Film oublié de tous - et forcément peu connu vu la joie ineffable et la bonne humeur qui saisissent le spectateur après visionnage - Threads, c'est un peu Le Jour d'Après sans le bullshit de film catastrophe, sans le décorum mélo et gnan gnan, l'identification forcée aux gentilles familles qui vont perdre leur cheveux en vilipendant le poing levé les méchants (russes) qui ont brûlé le ciel.
Réalisé par Mick Jackson, qui des années plus tard commettra l'irréparable avec Bodyguard - oui oui, celui avec la gueularde et le playboy des fonds marins - Threads, c'est l'apocalypse nucléaire version télévision britannique : sans glamour, sans pathos, sans catharsis et surtout sans la moindre issue possible. Une sorte d'apéro à la Route de McCarthy, tout aussi joyeux et primesautier, mais encore plus réaliste.
Docu-fiction au format assez inédit à l'époque, Threads, c'est la progression crédible d'une escalade guerrière, la vie post-explosion de gens normaux complètement détruits par les radiations, enfermés dans leur caves ou sous les décombres, en train de se bouffer ou de se gerber dessus pendant que le restant de ce qui fut un gouvernement s'écharpe dans un pseudo abri en réalisant qu'ils vont crever comme tous ces cons anonymes déjà morts par millions. Les fils (threads) se sont définitivement rompus, et il n'a pas fallu plus de quelques secondes.

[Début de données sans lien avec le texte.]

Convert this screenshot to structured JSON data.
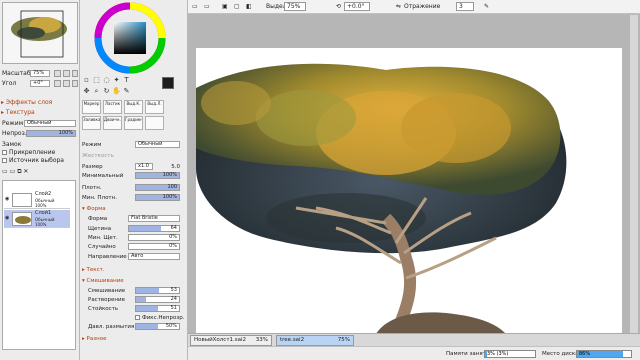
{
  "navigator": {
    "scale_label": "Масштаб",
    "scale_value": "75%",
    "angle_label": "Угол",
    "angle_value": "+0°"
  },
  "sections": {
    "layer_effects": "Эффекты слоя",
    "texture": "Текстура"
  },
  "layer_props": {
    "mode_label": "Режим",
    "mode_value": "Обычный",
    "opacity_label": "Непроз.",
    "opacity_value": "100%",
    "lock_label": "Замок",
    "clipping_label": "Прикрепление",
    "source_label": "Источник выбора"
  },
  "layers": [
    {
      "name": "Слой2",
      "mode": "Обычный",
      "opacity": "100%",
      "selected": false
    },
    {
      "name": "Слой1",
      "mode": "Обычный",
      "opacity": "100%",
      "selected": true
    }
  ],
  "brushes": {
    "row1": [
      "Маркер",
      "Ластик",
      "Выд.К.",
      "Выд.Л."
    ],
    "row2": [
      "Заливка",
      "Двоичн...",
      "Градиент",
      ""
    ]
  },
  "tool": {
    "mode_label": "Режим",
    "mode_value": "Обычный",
    "size_label": "Размер",
    "size_mult": "x1.0",
    "size_value": "5.0",
    "min_size_label": "Минимальный",
    "min_size_value": "100%",
    "density_label": "Плотн.",
    "density_value": "100",
    "min_density_label": "Мин. Плотн.",
    "min_density_value": "100%",
    "faded_label": "Жесткость",
    "shape_section": "Форма",
    "shape_label": "Форма",
    "shape_value": "Flat Bristle",
    "bristle_label": "Щетина",
    "bristle_value": "64",
    "min_bristle_label": "Мин. Щет.",
    "min_bristle_value": "0%",
    "random_label": "Случайно",
    "random_value": "0%",
    "direction_label": "Направление",
    "direction_value": "Авто",
    "text_section": "Текст.",
    "blend_section": "Смешивание",
    "blend_label": "Смешивание",
    "blend_value": "53",
    "dilution_label": "Растворение",
    "dilution_value": "24",
    "persistence_label": "Стойкость",
    "persistence_value": "51",
    "fix_label": "Фикс.Непрозр.",
    "blur_label": "Давл. размытия",
    "blur_value": "50%",
    "misc_section": "Разное"
  },
  "toolbar": {
    "selection_label": "Выделение",
    "zoom_value": "75%",
    "angle_value": "+0.0°",
    "flip_label": "Отражение",
    "flip_value": "3"
  },
  "tabs": [
    {
      "name": "НовыйХолст1.sai2",
      "zoom": "33%",
      "active": false
    },
    {
      "name": "tree.sai2",
      "zoom": "75%",
      "active": true
    }
  ],
  "status": {
    "memory_label": "Памяти занято",
    "memory_value": "3% (3%)",
    "memory_fraction": 0.03,
    "disk_label": "Место диска",
    "disk_value": "86%",
    "disk_fraction": 0.86
  },
  "colors": {
    "accent": "#4fa7f0",
    "section": "#b04010",
    "selection": "#b9c7ee"
  }
}
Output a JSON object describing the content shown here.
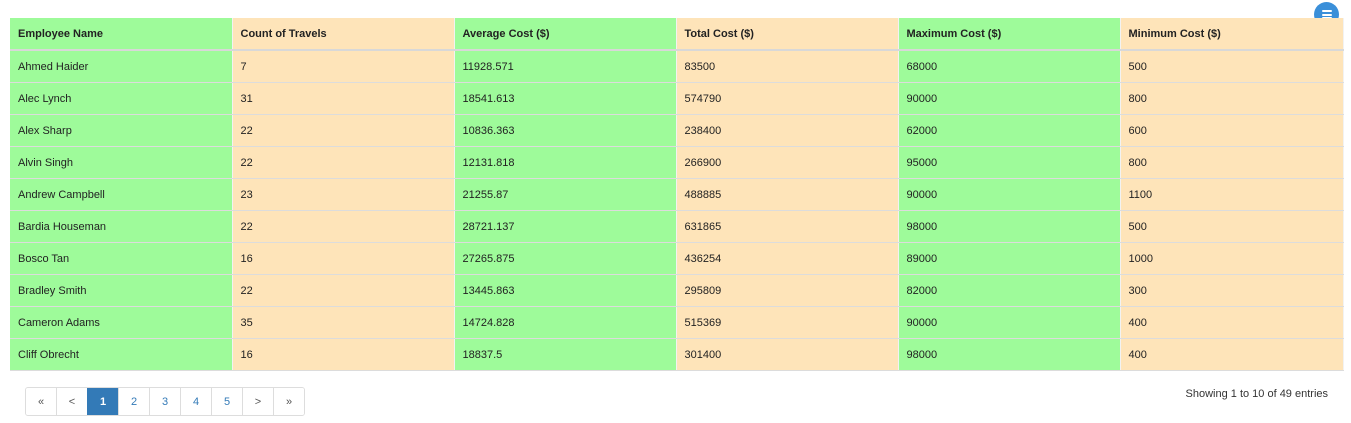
{
  "table": {
    "columns": [
      "Employee Name",
      "Count of Travels",
      "Average Cost ($)",
      "Total Cost ($)",
      "Maximum Cost ($)",
      "Minimum Cost ($)"
    ],
    "rows": [
      [
        "Ahmed Haider",
        "7",
        "11928.571",
        "83500",
        "68000",
        "500"
      ],
      [
        "Alec Lynch",
        "31",
        "18541.613",
        "574790",
        "90000",
        "800"
      ],
      [
        "Alex Sharp",
        "22",
        "10836.363",
        "238400",
        "62000",
        "600"
      ],
      [
        "Alvin Singh",
        "22",
        "12131.818",
        "266900",
        "95000",
        "800"
      ],
      [
        "Andrew Campbell",
        "23",
        "21255.87",
        "488885",
        "90000",
        "1100"
      ],
      [
        "Bardia Houseman",
        "22",
        "28721.137",
        "631865",
        "98000",
        "500"
      ],
      [
        "Bosco Tan",
        "16",
        "27265.875",
        "436254",
        "89000",
        "1000"
      ],
      [
        "Bradley Smith",
        "22",
        "13445.863",
        "295809",
        "82000",
        "300"
      ],
      [
        "Cameron Adams",
        "35",
        "14724.828",
        "515369",
        "90000",
        "400"
      ],
      [
        "Cliff Obrecht",
        "16",
        "18837.5",
        "301400",
        "98000",
        "400"
      ]
    ]
  },
  "pagination": {
    "first": "«",
    "prev": "<",
    "pages": [
      "1",
      "2",
      "3",
      "4",
      "5"
    ],
    "next": ">",
    "last": "»",
    "current": "1"
  },
  "info": "Showing 1 to 10 of 49 entries",
  "menu_icon": "hamburger-menu-icon",
  "colors": {
    "green_column": "#9efb9a",
    "orange_column": "#fee4b9",
    "active_page": "#337ab7",
    "menu_button": "#3a8fd9"
  }
}
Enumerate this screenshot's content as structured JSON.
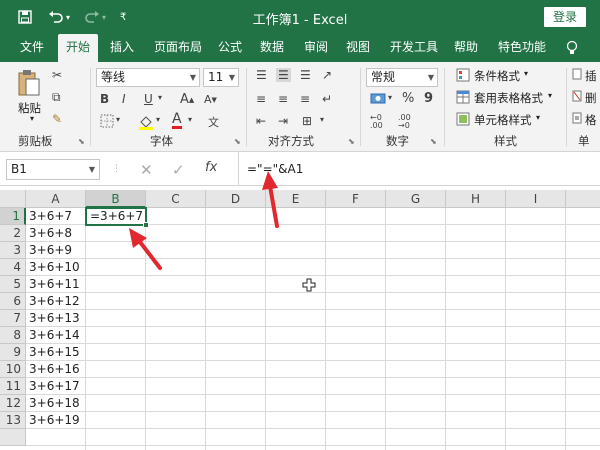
{
  "titlebar": {
    "title": "工作簿1 - Excel",
    "login_label": "登录"
  },
  "tabs": [
    "文件",
    "开始",
    "插入",
    "页面布局",
    "公式",
    "数据",
    "审阅",
    "视图",
    "开发工具",
    "帮助",
    "特色功能"
  ],
  "active_tab": "开始",
  "ribbon": {
    "clipboard": {
      "paste_label": "粘贴",
      "group_label": "剪贴板"
    },
    "font": {
      "font_name": "等线",
      "font_size": "11",
      "bold": "B",
      "italic": "I",
      "underline": "U",
      "font_color_glyph": "A",
      "group_label": "字体"
    },
    "alignment": {
      "group_label": "对齐方式"
    },
    "number": {
      "format": "常规",
      "percent": "%",
      "comma": "9",
      "group_label": "数字"
    },
    "styles": {
      "conditional_format": "条件格式",
      "table_format": "套用表格格式",
      "cell_style": "单元格样式",
      "group_label": "样式"
    },
    "cells": {
      "insert_partial": "插",
      "delete_partial": "删",
      "format_partial": "格",
      "group_label": "单元"
    }
  },
  "formula_bar": {
    "name_box": "B1",
    "cancel_glyph": "✕",
    "enter_glyph": "✓",
    "fx_label": "fx",
    "formula": "=\"=\"&A1"
  },
  "grid": {
    "columns": [
      "A",
      "B",
      "C",
      "D",
      "E",
      "F",
      "G",
      "H",
      "I"
    ],
    "selected_column": "B",
    "rows": [
      "1",
      "2",
      "3",
      "4",
      "5",
      "6",
      "7",
      "8",
      "9",
      "10",
      "11",
      "12",
      "13"
    ],
    "selected_row": "1",
    "col_a_values": [
      "3+6+7",
      "3+6+8",
      "3+6+9",
      "3+6+10",
      "3+6+11",
      "3+6+12",
      "3+6+13",
      "3+6+14",
      "3+6+15",
      "3+6+16",
      "3+6+17",
      "3+6+18",
      "3+6+19"
    ],
    "b1_value": "=3+6+7"
  },
  "colors": {
    "accent": "#217346",
    "annotation_arrow": "#e0282e"
  }
}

Réalisé avec des moyens très limités, Threads est souvent cheap, assez basique, froid, et terne. Ce qui colle finalement plutôt bien avec cette description clinique et effrayante d'une civilisation réduite en cendres et à néant par la connerie politique et militaire. Epidémies, famines, maladies, naissances de bébés difformes, rien ne nous est épargné. Car Threads ne s'arrête pas dans le post-traumatique et dans les pseudos promesses de reconstruction façon hollywood : il montre comment, strate après strate, année après année, l'homme redevient une bête illétrée et violente, livrée à elle même dans un moyen-âge post-nucléaire ou plus rien ne survit.
Bien sûr, la pauvreté visuelle de l'ensemble et le budget de téléfilm prêtera à rire, et ne convaincra pas les gens habitués aux fastes et aux conneries grand spectacle d'un 2012 ou de tout autre superproduction qui fait péter la croûte terrestre et déplace des planètes à coup de CGI.
Sauf qu'ici pas de calendrier maya et autres prophéties débiles juste bonnes à faire flipper le neuneu. Une démonstration calme, mathématique et très documentée, de la mécanique de disparition de la civilisation. Glaçant.